Brigadier Arthur Christopher Lancelot Stanley-Clarke, (30 June 1886 – 8 January 1983) was a British Army officer and an English first-class cricketer. After attending Winchester College and the University of Oxford, Stanley-Clarke enlisted with the Cameronians (Scottish Rifles) in August 1909. In a military career which lasted until 1944, he fought in both the First World War and the Second World War.

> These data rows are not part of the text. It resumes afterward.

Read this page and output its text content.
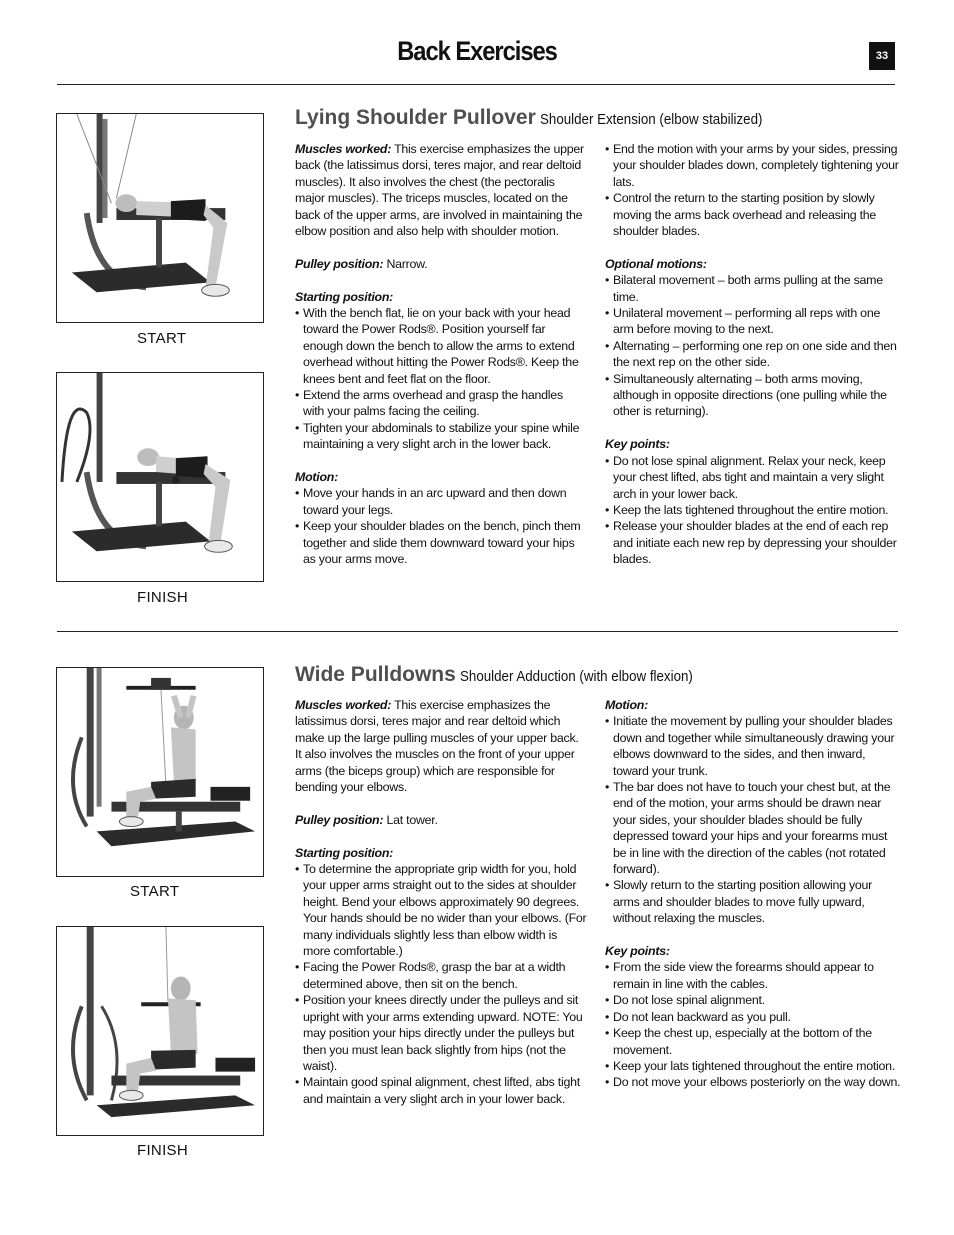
Back Exercises	33
START
FINISH
Lying Shoulder Pullover Shoulder Extension (elbow stabilized)

Muscles worked: This exercise emphasizes the upper back (the latissimus dorsi, teres major, and rear deltoid muscles). It also involves the chest (the pectoralis major muscles). The triceps muscles, located on the back of the upper arms, are involved in maintaining the elbow position and also help with shoulder motion.

Pulley position: Narrow.

Starting position:

• With the bench flat, lie on your back with your head toward the Power Rods®. Position yourself far enough down the bench to allow the arms to extend overhead without hitting the Power Rods®. Keep the knees bent and feet flat on the floor.
• Extend the arms overhead and grasp the handles with your palms facing the ceiling.
• Tighten your abdominals to stabilize your spine while maintaining a very slight arch in the lower back.

Motion:

• Move your hands in an arc upward and then down toward your legs.
• Keep your shoulder blades on the bench, pinch them together and slide them downward toward your hips as your arms move.
• End the motion with your arms by your sides, pressing your shoulder blades down, completely tightening your lats.
• Control the return to the starting position by slowly moving the arms back overhead and releasing the shoulder blades.

Optional motions:

• Bilateral movement – both arms pulling at the same time.
• Unilateral movement – performing all reps with one arm before moving to the next.
• Alternating – performing one rep on one side and then the next rep on the other side.
• Simultaneously alternating – both arms moving, although in opposite directions (one pulling while the other is returning).

Key points:

• Do not lose spinal alignment. Relax your neck, keep your chest lifted, abs tight and maintain a very slight arch in your lower back.
• Keep the lats tightened throughout the entire motion.
• Release your shoulder blades at the end of each rep and initiate each new rep by depressing your shoulder blades.
START
FINISH
Wide Pulldowns Shoulder Adduction (with elbow flexion)

Muscles worked: This exercise emphasizes the latissimus dorsi, teres major and rear deltoid which make up the large pulling muscles of your upper back. It also involves the muscles on the front of your upper arms (the biceps group) which are responsible for bending your elbows.

Pulley position: Lat tower.

Starting position:

• To determine the appropriate grip width for you, hold your upper arms straight out to the sides at shoulder height. Bend your elbows approximately 90 degrees. Your hands should be no wider than your elbows. (For many individuals slightly less than elbow width is more comfortable.)
• Facing the Power Rods®, grasp the bar at a width determined above, then sit on the bench.
• Position your knees directly under the pulleys and sit upright with your arms extending upward. NOTE: You may position your hips directly under the pulleys but then you must lean back slightly from hips (not the waist).
• Maintain good spinal alignment, chest lifted, abs tight and maintain a very slight arch in your lower back.

Motion:

• Initiate the movement by pulling your shoulder blades down and together while simultaneously drawing your elbows downward to the sides, and then inward, toward your trunk.
• The bar does not have to touch your chest but, at the end of the motion, your arms should be drawn near your sides, your shoulder blades should be fully depressed toward your hips and your forearms must be in line with the direction of the cables (not rotated forward).
• Slowly return to the starting position allowing your arms and shoulder blades to move fully upward, without relaxing the muscles.

Key points:

• From the side view the forearms should appear to remain in line with the cables.
• Do not lose spinal alignment.
• Do not lean backward as you pull.
• Keep the chest up, especially at the bottom of the movement.
• Keep your lats tightened throughout the entire motion.
• Do not move your elbows posteriorly on the way down.
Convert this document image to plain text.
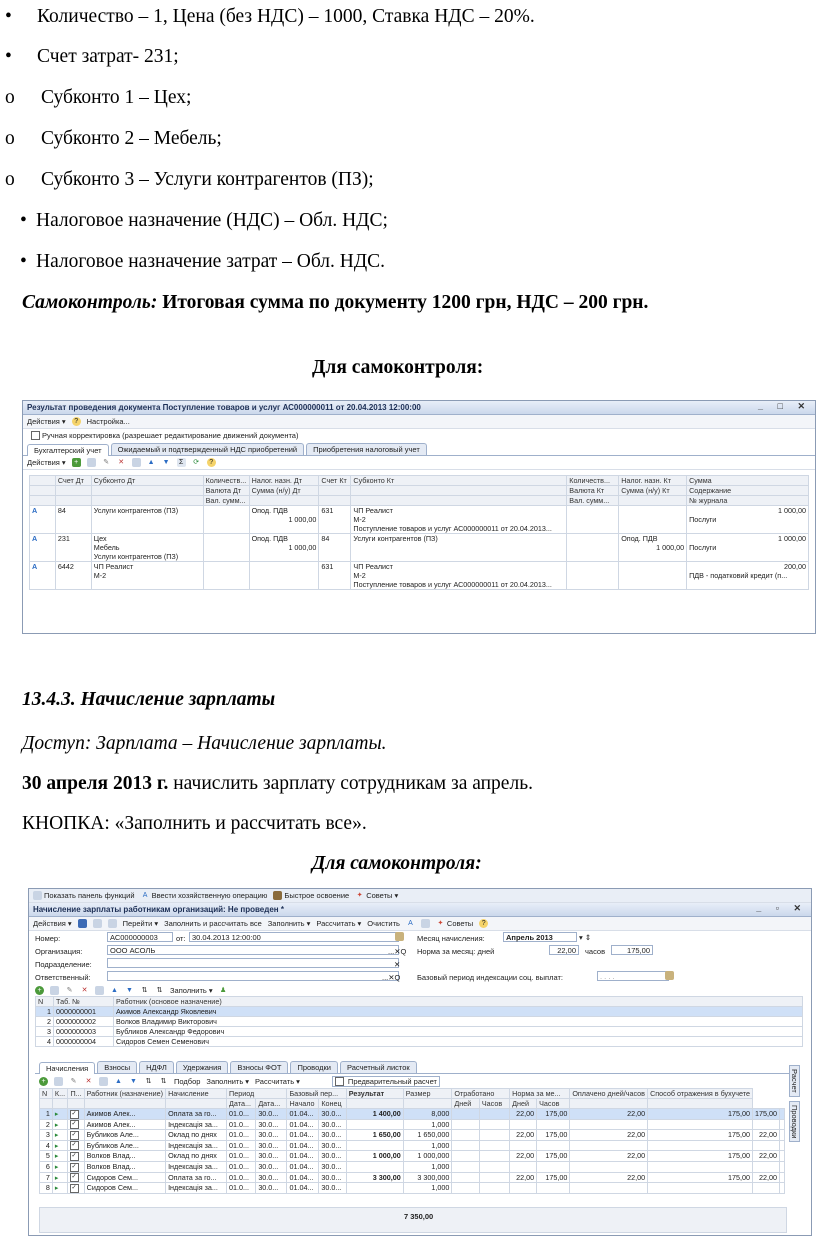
• Количество – 1, Цена (без НДС) – 1000, Ставка НДС – 20%.
• Счет затрат- 231;
o Субконто 1 – Цех;
o Субконто 2 – Мебель;
o Субконто 3 – Услуги контрагентов (ПЗ);
• Налоговое назначение (НДС) – Обл. НДС;
• Налоговое назначение затрат – Обл. НДС.
Самоконтроль: Итоговая сумма по документу 1200 грн, НДС – 200 грн.
Для самоконтроля:
Результат проведения документа Поступление товаров и услуг АС000000011 от 20.04.2013 12:00:00	_ □ ✕
Действия ▾	?	Настройка...
Ручная корректировка (разрешает редактирование движений документа)
Бухгалтерский учет	Ожидаемый и подтвержденный НДС приобретений	Приобретения налоговый учет
Действия ▾	+	✎ ✕	▲ ▼	Σ	⟳	?
	Счет Дт	Субконто Дт	Количеств...	Налог. назн. Дт	Счет Кт	Субконто Кт	Количеств...	Налог. назн. Кт	Сумма
			Валюта Дт	Сумма (н/у) Дт			Валюта Кт	Сумма (н/у) Кт	Содержание
			Вал. сумм...				Вал. сумм...		№ журнала
A	84	Услуги контрагентов (ПЗ)		Опод. ПДВ	631	ЧП Реалист			1 000,00
				1 000,00		М-2			Послуги
						Поступление товаров и услуг АС000000011 от 20.04.2013...			
A	231	Цех		Опод. ПДВ	84	Услуги контрагентов (ПЗ)		Опод. ПДВ	1 000,00
		Мебель		1 000,00				1 000,00	Послуги
		Услуги контрагентов (ПЗ)							
A	6442	ЧП Реалист			631	ЧП Реалист			200,00
		М-2				М-2			ПДВ - податковий кредит (п...
						Поступление товаров и услуг АС000000011 от 20.04.2013...			
13.4.3. Начисление зарплаты
Доступ: Зарплата – Начисление зарплаты.
30 апреля 2013 г. начислить зарплату сотрудникам за апрель.
КНОПКА: «Заполнить и рассчитать все».
Для самоконтроля:
Показать панель функций	A Ввести хозяйственную операцию Быстрое освоение ✦ Советы ▾
Начисление зарплаты работникам организаций: Не проведен *	_ ▫ ✕
Действия ▾	Перейти ▾ Заполнить и рассчитать все Заполнить ▾ Рассчитать ▾ Очистить	A	✦ Советы	?
Номер:	АС000000003	от: 30.04.2013 12:00:00
Организация:	ООО АСОЛЬ	...✕Q
Подразделение:	✕
Ответственный:	...✕Q
Месяц начисления:	Апрель 2013	▾ ⇕
Норма за месяц: дней	22,00	часов	175,00
Базовый период индексации соц. выплат:	. . . .
+	✎ ✕	▲ ▼ ⇅ ⇅ Заполнить ▾ ♟
N	Таб. №	Работник (основое назначение)
1	0000000001	Акимов Александр Яковлевич
2	0000000002	Волков Владимир Викторович
3	0000000003	Бубликов Александр Федорович
4	0000000004	Сидоров Семен Семенович
Начисления	Взносы	НДФЛ	Удержания	Взносы ФОТ	Проводки	Расчетный листок
+	✎ ✕	▲ ▼ ⇅ ⇅ Подбор Заполнить ▾ Рассчитать ▾	Предварительный расчет	Расчет
Проводки
N	К...	П...	Работник (назначение)	Начисление	Период		Базовый пер...		Результат	Размер	Отработано		Норма за ме...		Оплачено дней/часов	Способ отражения в бухучете		
					Дата...	Дата...	Начало	Конец			Дней	Часов	Дней	Часов				
1	▸	✓	Акимов Алек...	Оплата за го...	01.0...	30.0...	01.04...	30.0...	1 400,00	8,000			22,00	175,00	22,00	175,00	175,00	
2	▸	✓	Акимов Алек...	Індексація за...	01.0...	30.0...	01.04...	30.0...		1,000								
3	▸	✓	Бубликов Але...	Оклад по днях	01.0...	30.0...	01.04...	30.0...	1 650,00	1 650,000			22,00	175,00	22,00	175,00	22,00	
4	▸	✓	Бубликов Але...	Індексація за...	01.0...	30.0...	01.04...	30.0...		1,000								
5	▸	✓	Волков Влад...	Оклад по днях	01.0...	30.0...	01.04...	30.0...	1 000,00	1 000,000			22,00	175,00	22,00	175,00	22,00	
6	▸	✓	Волков Влад...	Індексація за...	01.0...	30.0...	01.04...	30.0...		1,000								
7	▸	✓	Сидоров Сем...	Оплата за го...	01.0...	30.0...	01.04...	30.0...	3 300,00	3 300,000			22,00	175,00	22,00	175,00	22,00	
8	▸	✓	Сидоров Сем...	Індексація за...	01.0...	30.0...	01.04...	30.0...		1,000								
7 350,00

He was highly decorated, being awarded the Distinguished Service Order, Legion of Honour, Croix de Guerre and the Order of Polonia Restituta. He also played first-class cricket for the British Army cricket team.

==Early life and military career==
Stanley-Clarke was born in Brighton and educated at Winchester College, before going up to the University of Oxford. He was commissioned into the British Army as a second lieutenant on the unattached list in June 1906, before joining the Cameronians (Scottish Rifles) in August 1909. He made appearance in minor counties cricket for Dorset in the 1909 Minor Counties Championship. He was promoted to the rank of lieutenant in June 1910.

Stanley-Clarke served during the First World War, in the early stages of which he was promoted to the rank of captain in November 1914, three months after the British entry into the war. He was wounded in action while in the trenches near Chamigny on the Western Front. He was promoted to the temporary rank of major in March 1916, and in December of the same year he was made an acting lieutenant colonel while commanding the 10th (Service) Battalion, Cameronians, part of the 15th (Scottish) Division. He was awarded the Distinguished Service Order in the 1918 New Year Honours, for conspicuous gallantry and devotion to duty when leading a counterattack. When he left his battalion in 1918, he was awarded the Legion of Honour and the Croix de Guerre by France.

==Inter-war military career==
Stanley-Clarke was seconded in February 1922 to serve as an officer in charge of a contingent of gentlemen cadets at the Royal Military College, Sandhurst. He was promoted to the full rank of major in October 1923. In that same year, he made his debut in first-class cricket for the British Army cricket team against Oxford University at Oxford. He made five appearances in first-class cricket for the army in 1923–24, scoring 262 runs at an average of 37.42, with a high score of 66. While stationed at Curragh in Ireland in 1930, Stanley-Clarke met his future wife Olive Carroll-Leahy, with the couple marrying in June 1931. He was promoted to the rank of lieutenant colonel in April 1931, at which point he relinquished his position as the chief instructor of the small arms school at Hythe. By 1934, Stanley-Clarke had transferred to the Royal Scots Fusiliers. He was made a brevet colonel in October 1934, with him becoming the commandant and chief instructor of the small arms school at Netheravon on Salisbury Plain. He was promoted to the full rank of colonel in April 1935, with seniority antedated to October 1934. He became the commander of the 154th (Argyll and Sutherland Highlanders) Brigade, one of three brigades forming part of the 51st (Highland) Division, a Territorial Army formation, in November 1937, during the command of which he was granted the temporary rank of brigadier.

==Second World War and later life==
During the Second World War, which began in September 1939, Stanley-Clarke commanded the 154th (Argyll and Sutherland Highlanders) Brigade during the Battle of France in mid-1940 and in the subsequent Dunkirk evacuation. He was appointed a Commander of the Order of the British Empire in October 1940, and in June 1941 was made an acting major general. In December 1943, he was appointed a Commander of the Order of Polonia Restituta by the Polish government-in-exile. He retired from active service in June 1944 and was granted the honorary rank of brigadier.

In retirement Stanley-Clarke lived with his wife at Earlscliffe House in Howth near Dublin. He became involved in Mercer's Hospital in Dublin, serving as its chairman. Stanley-Clarke died at Howth in January 1983, aged 96. At the time of his death he was thought to have been the oldest living English first-class cricketer. He was survived by his wife, who died in 1996 at the age of 100.